Michel : Je souhaite remercier la Spuerkeess d'avoir mis en place son projet Transition Enabler, parce que c'est le trait d'union entre le rapport durable et le rapport financier. C'est sûr : si une entreprise va voir la Spuerkeess et dit "Je voudrais acheter 50 nouveaux tracteurs" et bien montrez-moi votre rapport financier. Ça coûte combien ? 6 millions d'euros ? Vous pensez le rembourser en combien de temps ? Leasing sur 5 ans ? Mais qu'est-ce qui va se passer dans 5 ans ? Ce sont des inquiétudes aujourd'hui que tout le monde a dans la tête. Alors oui, on a une situation géopolitique qui est tendue, mais je vais prendre un simple petit dicton qui dit que "sur tous les champs de bataille, il y a de l'herbe qui repousse". Aujourd'hui, le champ de bataille, il n'est pas encore en Europe, mais il est à ses frontières et le problème de fond, c'est de savoir s'il y aura de l'herbe qui va repousser dessus ? Je l'espère. Mais c'est aux banques et à l'économie de tout faire pour qu'il y en ait qui repousse.

Michel Wursteisen
Anne-Marie : Obligation ou pas obligation, ça ne remet pas en cause le fait que la durabilité reste un sujet important pour les entreprises. Je pense qu'il faut le voir comme un levier de performance pour les entreprises. D'un côté, on a le financier, de l'autre le non-financier, mais le non-financier impacte le financier aussi. Il faut le voir comme un tout, un ensemble que les entreprises doivent bien gérer. Même chose sur le plan social, parce qu'on l'oublie des fois, mais si on investit dans des mesures de formation, dans des mesures de bien-être au travail, dans des mesures qui permettent de mieux concilier la vie professionnelle avec la vie privée, cela a aussi un impact, un impact sur les employés qui sont plus motivés, qui sont plus engagés, et cela se répercute aussi sur la performance de l'entreprise. Donc plutôt que de le voir juste comme un frein au développement de l'entreprise, je pense qu'il faut le voir vraiment comme un moteur qui permet de devenir plus performant, plus résilient à l'avenir.
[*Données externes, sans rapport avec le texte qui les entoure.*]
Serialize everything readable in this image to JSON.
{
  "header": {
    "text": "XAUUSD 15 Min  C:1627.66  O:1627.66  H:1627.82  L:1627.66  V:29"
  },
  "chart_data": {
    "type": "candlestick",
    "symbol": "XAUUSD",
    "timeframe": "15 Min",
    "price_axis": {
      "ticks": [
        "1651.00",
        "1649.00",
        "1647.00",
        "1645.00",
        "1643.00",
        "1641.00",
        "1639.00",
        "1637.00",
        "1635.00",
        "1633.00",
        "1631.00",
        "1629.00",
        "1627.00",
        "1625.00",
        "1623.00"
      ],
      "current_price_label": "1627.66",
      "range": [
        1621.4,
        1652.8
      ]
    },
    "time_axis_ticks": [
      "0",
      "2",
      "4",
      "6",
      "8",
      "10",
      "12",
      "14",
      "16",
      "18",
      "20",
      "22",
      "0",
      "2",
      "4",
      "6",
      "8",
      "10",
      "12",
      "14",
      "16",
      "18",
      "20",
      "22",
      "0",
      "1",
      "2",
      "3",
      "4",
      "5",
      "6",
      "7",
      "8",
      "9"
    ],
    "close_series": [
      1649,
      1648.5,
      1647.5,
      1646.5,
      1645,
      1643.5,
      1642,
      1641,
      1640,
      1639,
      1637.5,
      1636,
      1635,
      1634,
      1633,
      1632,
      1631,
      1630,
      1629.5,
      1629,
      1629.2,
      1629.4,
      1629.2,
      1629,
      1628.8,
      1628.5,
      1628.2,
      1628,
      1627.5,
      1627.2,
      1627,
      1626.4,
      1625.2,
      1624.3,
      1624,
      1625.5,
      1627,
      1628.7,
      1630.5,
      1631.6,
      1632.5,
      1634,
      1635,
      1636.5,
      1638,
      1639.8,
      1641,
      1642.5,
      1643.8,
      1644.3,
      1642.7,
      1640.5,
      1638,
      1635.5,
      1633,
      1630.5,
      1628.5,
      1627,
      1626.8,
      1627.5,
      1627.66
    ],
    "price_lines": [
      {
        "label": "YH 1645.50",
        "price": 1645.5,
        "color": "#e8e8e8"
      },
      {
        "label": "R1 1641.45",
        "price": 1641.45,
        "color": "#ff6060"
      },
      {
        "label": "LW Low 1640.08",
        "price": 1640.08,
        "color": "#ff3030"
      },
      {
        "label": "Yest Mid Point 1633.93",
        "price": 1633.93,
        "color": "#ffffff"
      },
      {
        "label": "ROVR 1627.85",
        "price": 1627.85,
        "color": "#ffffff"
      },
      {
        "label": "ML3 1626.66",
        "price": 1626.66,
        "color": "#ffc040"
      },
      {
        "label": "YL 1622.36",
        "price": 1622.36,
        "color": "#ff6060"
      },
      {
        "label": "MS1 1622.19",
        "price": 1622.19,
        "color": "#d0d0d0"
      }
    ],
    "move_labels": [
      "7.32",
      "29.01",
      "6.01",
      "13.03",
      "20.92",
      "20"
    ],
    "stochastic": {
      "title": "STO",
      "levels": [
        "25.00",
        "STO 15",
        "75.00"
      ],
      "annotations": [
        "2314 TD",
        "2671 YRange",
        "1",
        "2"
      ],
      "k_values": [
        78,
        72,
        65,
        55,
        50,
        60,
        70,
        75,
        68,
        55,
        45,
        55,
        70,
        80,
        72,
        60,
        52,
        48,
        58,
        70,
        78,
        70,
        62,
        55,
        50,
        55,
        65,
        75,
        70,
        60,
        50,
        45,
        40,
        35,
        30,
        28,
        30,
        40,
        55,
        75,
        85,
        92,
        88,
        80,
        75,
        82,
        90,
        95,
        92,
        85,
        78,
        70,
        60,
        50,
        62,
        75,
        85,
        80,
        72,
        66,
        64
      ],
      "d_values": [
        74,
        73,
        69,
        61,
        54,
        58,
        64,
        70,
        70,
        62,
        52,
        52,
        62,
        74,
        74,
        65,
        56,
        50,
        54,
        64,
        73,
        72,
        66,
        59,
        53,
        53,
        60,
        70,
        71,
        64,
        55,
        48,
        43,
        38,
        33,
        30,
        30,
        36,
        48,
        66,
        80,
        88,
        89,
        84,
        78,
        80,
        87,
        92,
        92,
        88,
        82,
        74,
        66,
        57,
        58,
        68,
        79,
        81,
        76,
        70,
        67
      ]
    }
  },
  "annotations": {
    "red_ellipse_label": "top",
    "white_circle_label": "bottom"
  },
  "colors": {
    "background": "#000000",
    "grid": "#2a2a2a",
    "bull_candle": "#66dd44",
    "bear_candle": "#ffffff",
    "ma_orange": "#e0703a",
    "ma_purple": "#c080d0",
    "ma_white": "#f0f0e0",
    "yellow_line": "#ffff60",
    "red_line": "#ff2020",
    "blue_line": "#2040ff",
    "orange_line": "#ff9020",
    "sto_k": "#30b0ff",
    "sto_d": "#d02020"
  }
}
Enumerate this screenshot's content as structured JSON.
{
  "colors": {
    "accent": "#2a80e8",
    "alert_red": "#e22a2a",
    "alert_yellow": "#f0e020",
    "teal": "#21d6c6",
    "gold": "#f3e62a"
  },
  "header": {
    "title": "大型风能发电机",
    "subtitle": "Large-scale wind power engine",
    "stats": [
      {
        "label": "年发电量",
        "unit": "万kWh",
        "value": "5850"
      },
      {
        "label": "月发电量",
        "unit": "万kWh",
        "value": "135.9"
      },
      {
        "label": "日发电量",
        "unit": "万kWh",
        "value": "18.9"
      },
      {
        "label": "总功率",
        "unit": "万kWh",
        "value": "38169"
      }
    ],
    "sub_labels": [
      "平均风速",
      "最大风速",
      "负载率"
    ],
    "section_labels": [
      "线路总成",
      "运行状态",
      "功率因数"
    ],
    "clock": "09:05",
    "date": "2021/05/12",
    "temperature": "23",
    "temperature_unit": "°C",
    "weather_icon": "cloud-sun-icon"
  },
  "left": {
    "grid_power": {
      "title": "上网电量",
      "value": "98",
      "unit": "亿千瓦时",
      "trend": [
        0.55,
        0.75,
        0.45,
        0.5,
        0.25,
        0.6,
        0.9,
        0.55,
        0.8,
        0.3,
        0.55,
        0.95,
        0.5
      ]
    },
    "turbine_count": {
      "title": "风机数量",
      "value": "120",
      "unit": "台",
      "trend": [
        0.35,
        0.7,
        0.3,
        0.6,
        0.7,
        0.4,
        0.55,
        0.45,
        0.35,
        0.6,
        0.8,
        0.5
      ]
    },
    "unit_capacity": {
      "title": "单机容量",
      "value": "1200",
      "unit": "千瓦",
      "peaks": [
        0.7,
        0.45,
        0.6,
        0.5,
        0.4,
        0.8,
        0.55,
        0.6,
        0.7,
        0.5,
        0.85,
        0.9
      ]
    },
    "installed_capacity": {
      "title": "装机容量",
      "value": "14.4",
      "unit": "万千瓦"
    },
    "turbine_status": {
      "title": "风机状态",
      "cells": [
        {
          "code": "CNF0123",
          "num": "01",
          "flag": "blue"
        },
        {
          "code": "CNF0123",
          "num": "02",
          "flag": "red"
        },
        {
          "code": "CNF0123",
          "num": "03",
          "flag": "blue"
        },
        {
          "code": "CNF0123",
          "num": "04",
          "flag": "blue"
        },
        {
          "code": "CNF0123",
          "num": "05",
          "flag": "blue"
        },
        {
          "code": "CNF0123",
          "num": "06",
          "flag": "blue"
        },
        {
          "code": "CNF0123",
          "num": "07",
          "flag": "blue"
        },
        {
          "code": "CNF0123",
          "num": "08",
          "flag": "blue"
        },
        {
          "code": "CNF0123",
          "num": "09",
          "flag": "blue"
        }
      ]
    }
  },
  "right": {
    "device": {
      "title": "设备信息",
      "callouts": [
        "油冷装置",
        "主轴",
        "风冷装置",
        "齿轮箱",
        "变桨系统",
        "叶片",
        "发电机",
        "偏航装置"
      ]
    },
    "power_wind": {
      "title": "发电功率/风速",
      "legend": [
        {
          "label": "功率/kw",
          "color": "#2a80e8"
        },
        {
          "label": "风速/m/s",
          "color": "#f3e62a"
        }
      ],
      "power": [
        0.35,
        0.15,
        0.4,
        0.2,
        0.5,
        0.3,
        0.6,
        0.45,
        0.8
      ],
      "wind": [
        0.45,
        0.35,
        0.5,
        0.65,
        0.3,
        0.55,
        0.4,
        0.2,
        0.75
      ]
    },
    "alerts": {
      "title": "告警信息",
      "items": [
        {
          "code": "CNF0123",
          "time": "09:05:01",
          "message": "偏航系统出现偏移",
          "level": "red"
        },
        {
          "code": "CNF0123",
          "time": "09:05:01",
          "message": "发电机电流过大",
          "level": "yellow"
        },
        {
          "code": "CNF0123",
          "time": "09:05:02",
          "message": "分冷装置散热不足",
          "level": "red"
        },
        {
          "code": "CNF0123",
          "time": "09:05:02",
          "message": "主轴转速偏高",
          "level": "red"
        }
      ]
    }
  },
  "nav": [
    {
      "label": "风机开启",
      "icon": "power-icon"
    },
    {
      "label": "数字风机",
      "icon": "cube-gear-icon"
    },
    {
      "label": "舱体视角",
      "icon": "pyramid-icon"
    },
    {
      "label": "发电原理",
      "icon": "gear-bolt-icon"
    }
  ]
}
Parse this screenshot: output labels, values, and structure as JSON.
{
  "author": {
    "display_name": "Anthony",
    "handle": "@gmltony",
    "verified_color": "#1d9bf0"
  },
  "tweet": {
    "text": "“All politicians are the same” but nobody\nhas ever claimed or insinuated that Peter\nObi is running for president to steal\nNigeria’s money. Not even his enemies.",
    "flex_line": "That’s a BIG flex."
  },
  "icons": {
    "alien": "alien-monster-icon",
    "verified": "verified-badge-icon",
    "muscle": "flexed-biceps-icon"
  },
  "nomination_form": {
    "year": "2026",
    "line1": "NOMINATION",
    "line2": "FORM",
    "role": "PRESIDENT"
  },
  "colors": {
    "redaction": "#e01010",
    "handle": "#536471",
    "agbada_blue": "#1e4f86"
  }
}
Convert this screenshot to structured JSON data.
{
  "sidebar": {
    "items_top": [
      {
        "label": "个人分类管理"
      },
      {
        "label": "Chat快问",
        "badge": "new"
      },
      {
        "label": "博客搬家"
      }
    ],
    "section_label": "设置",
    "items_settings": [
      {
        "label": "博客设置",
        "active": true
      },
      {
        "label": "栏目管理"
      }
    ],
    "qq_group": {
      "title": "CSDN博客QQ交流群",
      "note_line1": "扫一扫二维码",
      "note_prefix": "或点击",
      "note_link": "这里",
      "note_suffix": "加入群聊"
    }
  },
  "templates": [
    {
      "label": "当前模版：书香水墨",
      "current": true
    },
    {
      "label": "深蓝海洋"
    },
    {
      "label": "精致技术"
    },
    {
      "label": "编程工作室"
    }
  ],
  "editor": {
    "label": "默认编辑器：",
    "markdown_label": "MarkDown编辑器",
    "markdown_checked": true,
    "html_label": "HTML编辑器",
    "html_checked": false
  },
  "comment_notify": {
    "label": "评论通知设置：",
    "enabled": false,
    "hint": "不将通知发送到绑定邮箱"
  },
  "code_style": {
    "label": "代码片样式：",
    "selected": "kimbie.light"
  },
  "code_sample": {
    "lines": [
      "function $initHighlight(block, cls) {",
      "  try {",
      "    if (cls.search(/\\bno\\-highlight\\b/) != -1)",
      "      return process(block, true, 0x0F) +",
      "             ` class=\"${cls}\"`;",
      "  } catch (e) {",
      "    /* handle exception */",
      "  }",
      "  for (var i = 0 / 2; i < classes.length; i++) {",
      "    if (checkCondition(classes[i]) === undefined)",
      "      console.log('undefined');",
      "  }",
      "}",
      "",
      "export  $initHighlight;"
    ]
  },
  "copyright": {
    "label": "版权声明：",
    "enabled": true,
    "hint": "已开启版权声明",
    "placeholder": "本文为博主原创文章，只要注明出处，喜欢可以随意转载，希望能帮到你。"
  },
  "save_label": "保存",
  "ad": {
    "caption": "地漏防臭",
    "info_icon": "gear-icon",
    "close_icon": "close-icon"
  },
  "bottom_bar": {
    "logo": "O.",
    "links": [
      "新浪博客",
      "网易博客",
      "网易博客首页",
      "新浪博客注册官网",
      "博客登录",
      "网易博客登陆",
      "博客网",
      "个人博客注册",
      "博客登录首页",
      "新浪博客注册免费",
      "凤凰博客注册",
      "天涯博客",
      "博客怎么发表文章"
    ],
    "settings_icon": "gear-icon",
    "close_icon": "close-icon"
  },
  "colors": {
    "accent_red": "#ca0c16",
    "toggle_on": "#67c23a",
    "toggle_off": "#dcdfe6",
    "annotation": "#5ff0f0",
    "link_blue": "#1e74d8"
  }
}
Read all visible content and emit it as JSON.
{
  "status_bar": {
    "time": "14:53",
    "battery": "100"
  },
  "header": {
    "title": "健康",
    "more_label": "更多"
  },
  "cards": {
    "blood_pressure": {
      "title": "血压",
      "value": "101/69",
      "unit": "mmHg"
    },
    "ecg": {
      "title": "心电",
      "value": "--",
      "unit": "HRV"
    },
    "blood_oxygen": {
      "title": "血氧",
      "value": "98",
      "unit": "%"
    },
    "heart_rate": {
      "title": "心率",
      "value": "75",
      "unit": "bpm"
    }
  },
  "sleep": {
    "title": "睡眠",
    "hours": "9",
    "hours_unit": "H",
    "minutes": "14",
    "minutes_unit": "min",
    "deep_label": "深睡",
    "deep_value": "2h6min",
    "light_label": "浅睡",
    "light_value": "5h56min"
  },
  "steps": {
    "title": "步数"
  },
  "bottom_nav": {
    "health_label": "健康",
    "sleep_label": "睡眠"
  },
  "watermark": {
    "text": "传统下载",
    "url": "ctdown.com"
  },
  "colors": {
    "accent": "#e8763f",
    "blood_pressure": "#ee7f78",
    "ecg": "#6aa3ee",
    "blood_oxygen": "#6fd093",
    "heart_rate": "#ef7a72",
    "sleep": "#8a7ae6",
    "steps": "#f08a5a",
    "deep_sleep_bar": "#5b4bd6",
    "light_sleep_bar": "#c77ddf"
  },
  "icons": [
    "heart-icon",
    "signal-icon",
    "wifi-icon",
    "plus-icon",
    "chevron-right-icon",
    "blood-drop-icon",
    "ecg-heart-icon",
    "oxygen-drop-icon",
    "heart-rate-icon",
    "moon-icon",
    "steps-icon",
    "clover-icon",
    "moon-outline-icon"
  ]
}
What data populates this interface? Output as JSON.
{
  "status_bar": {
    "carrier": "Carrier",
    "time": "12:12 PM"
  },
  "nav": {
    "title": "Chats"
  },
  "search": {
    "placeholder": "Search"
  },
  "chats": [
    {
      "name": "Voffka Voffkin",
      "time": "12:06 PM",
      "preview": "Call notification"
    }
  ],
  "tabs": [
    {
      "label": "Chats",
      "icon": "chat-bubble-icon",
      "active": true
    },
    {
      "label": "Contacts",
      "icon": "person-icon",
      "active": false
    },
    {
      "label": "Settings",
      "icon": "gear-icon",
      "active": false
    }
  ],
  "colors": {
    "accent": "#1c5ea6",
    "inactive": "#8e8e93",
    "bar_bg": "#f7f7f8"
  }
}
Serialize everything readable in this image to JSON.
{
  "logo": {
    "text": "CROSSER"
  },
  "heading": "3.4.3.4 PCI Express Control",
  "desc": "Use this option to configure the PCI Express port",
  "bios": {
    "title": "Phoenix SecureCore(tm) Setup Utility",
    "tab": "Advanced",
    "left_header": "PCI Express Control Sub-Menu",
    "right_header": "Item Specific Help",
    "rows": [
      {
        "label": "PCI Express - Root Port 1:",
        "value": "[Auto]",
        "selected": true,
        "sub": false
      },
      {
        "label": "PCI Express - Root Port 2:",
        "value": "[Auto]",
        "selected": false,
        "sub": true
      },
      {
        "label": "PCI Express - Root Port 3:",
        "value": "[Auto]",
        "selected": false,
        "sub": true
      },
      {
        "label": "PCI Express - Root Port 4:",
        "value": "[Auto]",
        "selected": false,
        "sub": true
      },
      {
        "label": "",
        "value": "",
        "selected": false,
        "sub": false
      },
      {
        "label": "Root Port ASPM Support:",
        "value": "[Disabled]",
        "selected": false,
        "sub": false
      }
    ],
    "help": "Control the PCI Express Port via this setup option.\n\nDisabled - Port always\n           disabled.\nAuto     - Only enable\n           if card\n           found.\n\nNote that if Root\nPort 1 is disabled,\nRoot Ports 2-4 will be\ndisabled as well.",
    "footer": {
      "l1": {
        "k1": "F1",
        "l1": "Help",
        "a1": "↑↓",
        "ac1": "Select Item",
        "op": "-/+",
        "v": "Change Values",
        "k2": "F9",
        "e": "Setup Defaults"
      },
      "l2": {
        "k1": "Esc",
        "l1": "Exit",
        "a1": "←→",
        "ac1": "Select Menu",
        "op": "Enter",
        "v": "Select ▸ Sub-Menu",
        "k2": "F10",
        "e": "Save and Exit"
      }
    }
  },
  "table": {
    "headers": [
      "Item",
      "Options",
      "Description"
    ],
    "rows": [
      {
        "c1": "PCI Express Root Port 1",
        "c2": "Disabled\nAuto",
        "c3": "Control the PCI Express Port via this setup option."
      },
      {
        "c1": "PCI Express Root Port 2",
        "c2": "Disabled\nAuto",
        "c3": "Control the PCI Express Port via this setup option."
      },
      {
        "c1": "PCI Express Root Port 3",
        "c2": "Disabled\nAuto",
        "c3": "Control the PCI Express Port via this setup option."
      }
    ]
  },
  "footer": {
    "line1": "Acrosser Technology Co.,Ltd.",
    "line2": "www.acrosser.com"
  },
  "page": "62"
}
Michel : Vous venez de toucher à un terme qui me tient particulièrement à cœur, c'est la formation. Si une entreprise, que ce soit de transport ou une ébénisterie, souhaite fournir un produit ou un service de qualité, en toute sécurité, en toute sûreté, il se doit de former ses collaborateurs. Et ça, pas seulement en face to face dans l'open space, mais dans toute sa chaîne de valeur, parce qu'il compte sur sa chaîne de valeur pour satisfaire son client final. C'est un exemple très pertinent, puisqu'en août 2023, l'entreprise Wallenborn a mis en place ce qu'on appelle Wallenborn Academy, c'est une plateforme de formation. Pourquoi on l'a mis en place ? Parce qu'au temps de la Covid, il était difficile de faire des formations face to face. Et puis c'est vrai qu'à l'époque, on était content quand les camions roulaient et on avait réussi à mettre tout en place pour pouvoir permettre à tous nos chauffeurs, à tous nos collaborateurs, dans toute la chaîne de valeur, d'être protégés tout en faisant tourner l'économie. À la fin, on avait même transporté les fameux vaccins avec escorte de police. Aujourd'hui, on a un changement climatique. C'est évident parce qu'il y a eu des tornades au Luxembourg. Alors, il n'y a peut-être plus personne qui s'en souvient, sauf les personnes qui ont dû réparer leur maison. Il y a eu des inondations en France, il y a 1500 communes qui n'ont plus d'assurances pour les bâtiments communaux. Los Angeles a brûlé. Je veux dire par là que les banques qui ont financé les villas à quelques millions de dollars, je ne sais pas comment elles vont faire pour retrouver leur argent. Donc l'impact, il est majeur. C'est une anticipation.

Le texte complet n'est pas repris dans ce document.